Chicken Maryland or Maryland chicken is a historic dish associated with the U.S. state of Maryland, but has other meanings from other nations. In its home base, the food dish consists of fried chicken served with a cream gravy, while in Argentina the dish is served with a creamy corn gravy. It is traditionally garnished with bananas, which were historically one of Baltimore's leading imports.

== History and preparation ==
Many Maryland families have their own heirloom recipes for this dish.
The primary factor that distinguishes Maryland fried chicken is pan-fried in a heavy (traditionally cast-iron) skillet and covered tightly after the initial browning so that the chicken steams as well as fries. Milk or cream is then added to the pan juices to create a white cream gravy, another Maryland characteristic.

Escoffier had a recipe for Poulet sauté Maryland in his landmark cookbook Ma Cuisine.

Chicken à la Maryland was on the menu of the Titanic the day it struck the iceberg.

== Australia ==
In Australia, the term "Chicken Maryland" can simply refer to a butcher's cut for a whole leg consisting of the thigh and drumstick.
It can also refer to a meal of crumbed and deep fried chicken Maryland served with a crumbed banana or pineapple ring (or both) and chips. This latter version being a popular pub meal in the 1970s, but less so after the turn of the century.

== United Kingdom ==
In some Chinese restaurants in the United Kingdom (particularly in Scotland), Chicken Maryland can be found under the "European" or "British" section of the menu.

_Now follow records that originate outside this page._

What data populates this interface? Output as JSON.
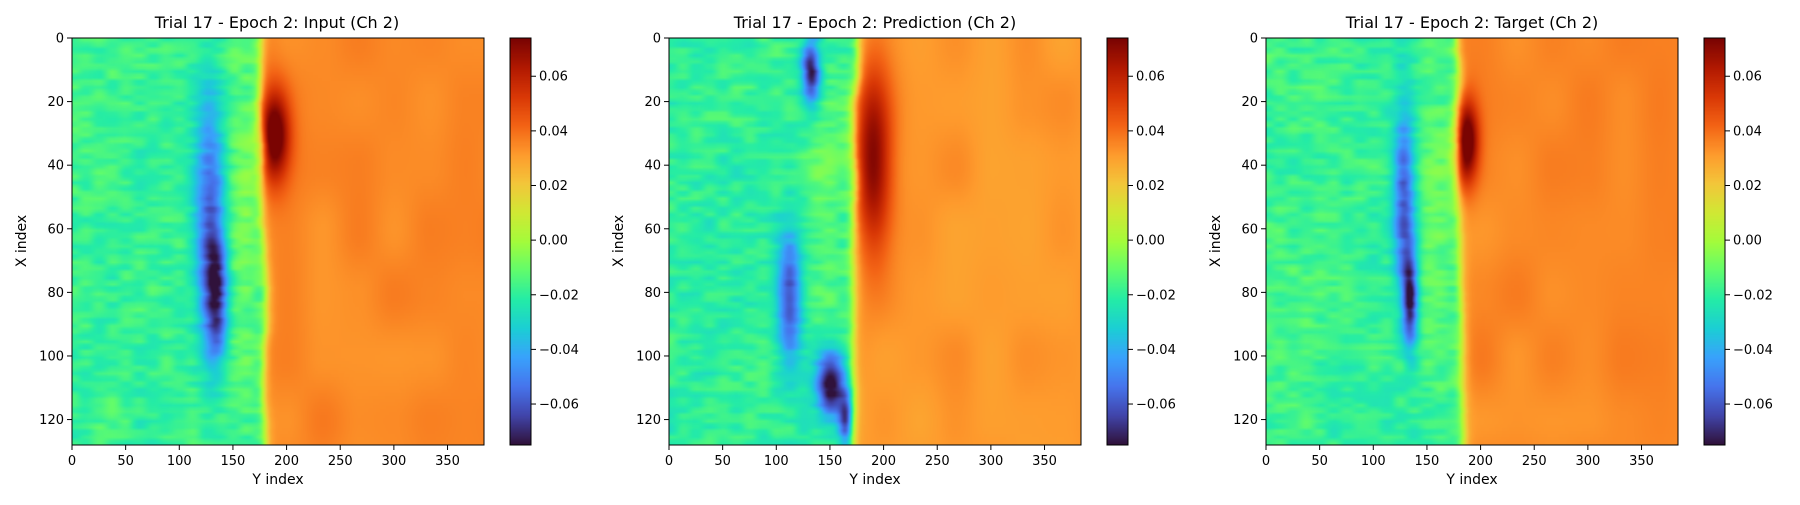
{
  "figure": {
    "background": "#ffffff",
    "colormap": "turbo",
    "colormap_stops": [
      "#30123b",
      "#4145ab",
      "#4675ed",
      "#39a2fc",
      "#1bcfd4",
      "#24eca6",
      "#61fc6c",
      "#a4fc3b",
      "#d1e834",
      "#f3c63a",
      "#fe9b2d",
      "#f36315",
      "#d93806",
      "#b11901",
      "#7a0402"
    ]
  },
  "chart_data": [
    {
      "type": "heatmap",
      "title": "Trial 17 - Epoch 2: Input (Ch 2)",
      "xlabel": "Y index",
      "ylabel": "X index",
      "x_range": [
        0,
        384
      ],
      "y_range": [
        0,
        128
      ],
      "y_inverted": true,
      "xticks": [
        0,
        50,
        100,
        150,
        200,
        250,
        300,
        350
      ],
      "yticks": [
        0,
        20,
        40,
        60,
        80,
        100,
        120
      ],
      "colorbar": {
        "range": [
          -0.075,
          0.074
        ],
        "ticks": [
          -0.06,
          -0.04,
          -0.02,
          0.0,
          0.02,
          0.04,
          0.06
        ]
      },
      "field": {
        "left_value": -0.018,
        "right_value": 0.035,
        "front_y": 178,
        "front_tilt": 5,
        "features": [
          {
            "cx": 128,
            "cy": 58,
            "sx": 10,
            "sy": 28,
            "value": -0.045
          },
          {
            "cx": 135,
            "cy": 82,
            "sx": 7,
            "sy": 15,
            "value": -0.04
          },
          {
            "cx": 188,
            "cy": 30,
            "sx": 10,
            "sy": 10,
            "value": 0.055
          },
          {
            "cx": 158,
            "cy": 55,
            "sx": 12,
            "sy": 35,
            "value": 0.012
          }
        ]
      }
    },
    {
      "type": "heatmap",
      "title": "Trial 17 - Epoch 2: Prediction (Ch 2)",
      "xlabel": "Y index",
      "ylabel": "X index",
      "x_range": [
        0,
        384
      ],
      "y_range": [
        0,
        128
      ],
      "y_inverted": true,
      "xticks": [
        0,
        50,
        100,
        150,
        200,
        250,
        300,
        350
      ],
      "yticks": [
        0,
        20,
        40,
        60,
        80,
        100,
        120
      ],
      "colorbar": {
        "range": [
          -0.075,
          0.074
        ],
        "ticks": [
          -0.06,
          -0.04,
          -0.02,
          0.0,
          0.02,
          0.04,
          0.06
        ]
      },
      "field": {
        "left_value": -0.02,
        "right_value": 0.032,
        "front_y": 172,
        "front_tilt": -4,
        "features": [
          {
            "cx": 132,
            "cy": 10,
            "sx": 6,
            "sy": 7,
            "value": -0.06
          },
          {
            "cx": 112,
            "cy": 82,
            "sx": 8,
            "sy": 14,
            "value": -0.05
          },
          {
            "cx": 150,
            "cy": 108,
            "sx": 10,
            "sy": 7,
            "value": -0.07
          },
          {
            "cx": 165,
            "cy": 120,
            "sx": 5,
            "sy": 6,
            "value": -0.05
          },
          {
            "cx": 145,
            "cy": 45,
            "sx": 14,
            "sy": 45,
            "value": 0.008
          },
          {
            "cx": 190,
            "cy": 38,
            "sx": 12,
            "sy": 20,
            "value": 0.045
          }
        ]
      }
    },
    {
      "type": "heatmap",
      "title": "Trial 17 - Epoch 2: Target (Ch 2)",
      "xlabel": "Y index",
      "ylabel": "X index",
      "x_range": [
        0,
        384
      ],
      "y_range": [
        0,
        128
      ],
      "y_inverted": true,
      "xticks": [
        0,
        50,
        100,
        150,
        200,
        250,
        300,
        350
      ],
      "yticks": [
        0,
        20,
        40,
        60,
        80,
        100,
        120
      ],
      "colorbar": {
        "range": [
          -0.075,
          0.074
        ],
        "ticks": [
          -0.06,
          -0.04,
          -0.02,
          0.0,
          0.02,
          0.04,
          0.06
        ]
      },
      "field": {
        "left_value": -0.018,
        "right_value": 0.035,
        "front_y": 180,
        "front_tilt": 5,
        "features": [
          {
            "cx": 128,
            "cy": 50,
            "sx": 7,
            "sy": 22,
            "value": -0.045
          },
          {
            "cx": 134,
            "cy": 82,
            "sx": 5,
            "sy": 10,
            "value": -0.06
          },
          {
            "cx": 186,
            "cy": 32,
            "sx": 8,
            "sy": 9,
            "value": 0.058
          },
          {
            "cx": 158,
            "cy": 55,
            "sx": 12,
            "sy": 35,
            "value": 0.01
          }
        ]
      }
    }
  ]
}
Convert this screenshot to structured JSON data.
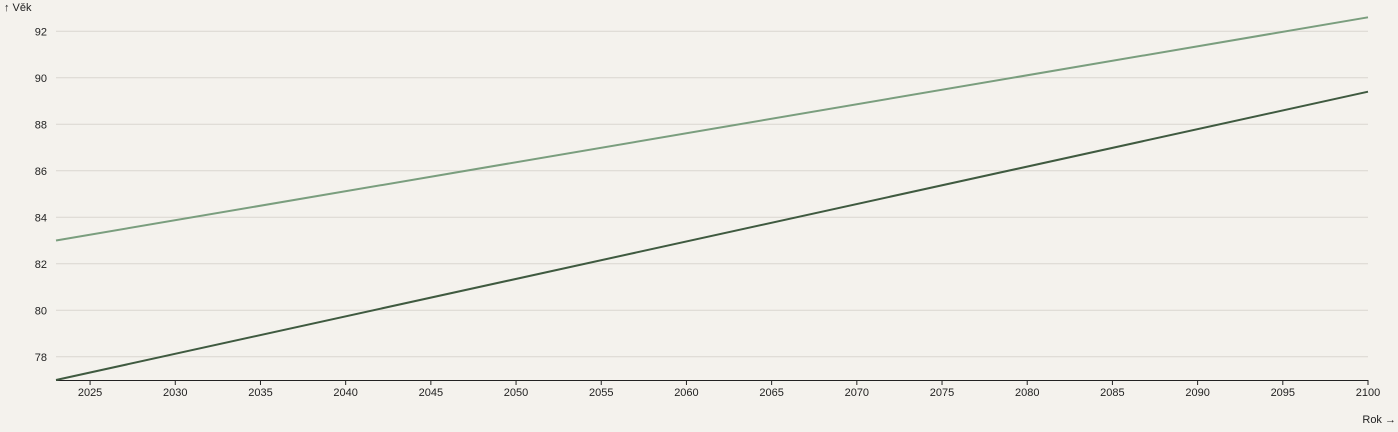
{
  "chart_data": {
    "type": "line",
    "title": "",
    "xlabel": "Rok →",
    "ylabel": "↑ Věk",
    "xlim": [
      2023,
      2100
    ],
    "ylim": [
      77,
      93
    ],
    "x_ticks": [
      2025,
      2030,
      2035,
      2040,
      2045,
      2050,
      2055,
      2060,
      2065,
      2070,
      2075,
      2080,
      2085,
      2090,
      2095,
      2100
    ],
    "y_ticks": [
      78,
      80,
      82,
      84,
      86,
      88,
      90,
      92
    ],
    "grid": true,
    "series": [
      {
        "color": "#7a9e7e",
        "x": [
          2023,
          2100
        ],
        "y": [
          83.0,
          92.6
        ]
      },
      {
        "color": "#3f5a40",
        "x": [
          2023,
          2100
        ],
        "y": [
          77.0,
          89.4
        ]
      }
    ]
  }
}
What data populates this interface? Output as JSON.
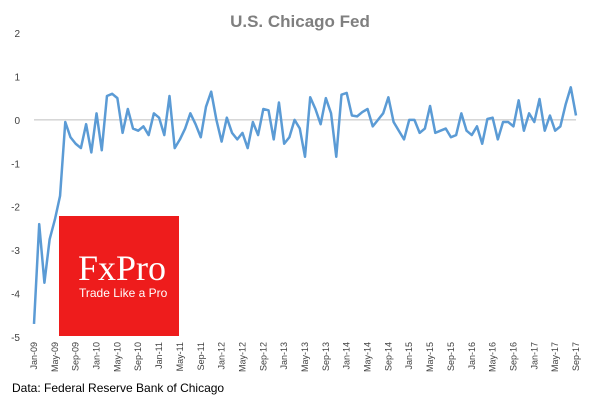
{
  "chart_data": {
    "type": "line",
    "title": "U.S. Chicago Fed",
    "xlabel": "",
    "ylabel": "",
    "ylim": [
      -5,
      2
    ],
    "yticks": [
      "2",
      "1",
      "0",
      "-1",
      "-2",
      "-3",
      "-4",
      "-5"
    ],
    "grid": false,
    "legend": "none",
    "xtick_labels": [
      "Jan-09",
      "May-09",
      "Sep-09",
      "Jan-10",
      "May-10",
      "Sep-10",
      "Jan-11",
      "May-11",
      "Sep-11",
      "Jan-12",
      "May-12",
      "Sep-12",
      "Jan-13",
      "May-13",
      "Sep-13",
      "Jan-14",
      "May-14",
      "Sep-14",
      "Jan-15",
      "May-15",
      "Sep-15",
      "Jan-16",
      "May-16",
      "Sep-16",
      "Jan-17",
      "May-17",
      "Sep-17"
    ],
    "series": [
      {
        "color": "#5b9bd5",
        "values": [
          -4.7,
          -2.4,
          -3.75,
          -2.75,
          -2.3,
          -1.75,
          -0.05,
          -0.4,
          -0.55,
          -0.65,
          -0.1,
          -0.75,
          0.15,
          -0.7,
          0.55,
          0.6,
          0.5,
          -0.3,
          0.25,
          -0.2,
          -0.25,
          -0.15,
          -0.35,
          0.15,
          0.05,
          -0.35,
          0.55,
          -0.65,
          -0.45,
          -0.2,
          0.15,
          -0.1,
          -0.4,
          0.3,
          0.65,
          0.0,
          -0.5,
          0.05,
          -0.3,
          -0.45,
          -0.3,
          -0.65,
          -0.05,
          -0.35,
          0.25,
          0.22,
          -0.45,
          0.4,
          -0.55,
          -0.4,
          0.0,
          -0.2,
          -0.85,
          0.52,
          0.25,
          -0.1,
          0.5,
          0.15,
          -0.85,
          0.58,
          0.62,
          0.1,
          0.08,
          0.18,
          0.25,
          -0.15,
          0.0,
          0.15,
          0.52,
          -0.05,
          -0.25,
          -0.45,
          0.0,
          0.0,
          -0.3,
          -0.2,
          0.32,
          -0.3,
          -0.25,
          -0.2,
          -0.4,
          -0.35,
          0.15,
          -0.25,
          -0.35,
          -0.15,
          -0.55,
          0.02,
          0.05,
          -0.45,
          -0.05,
          -0.05,
          -0.15,
          0.45,
          -0.25,
          0.15,
          -0.05,
          0.48,
          -0.25,
          0.1,
          -0.25,
          -0.15,
          0.35,
          0.75,
          0.1
        ]
      }
    ]
  },
  "watermark": {
    "brand": "FxPro",
    "tagline": "Trade Like a Pro",
    "color": "#ee1c1c"
  },
  "source_note": "Data: Federal Reserve Bank of Chicago"
}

It consists of a breaded, deep fried chicken breast served with a slice of bacon, a banana or pineapple fritter (or both) and chips.

== South America ==

In Argentina and in some neighboring South American countries, Suprema de Pollo Maryland is a pounded thin breast of chicken, breaded and fried, served with creamed corn, peas, bacon (pancetta), French fries and a fried banana.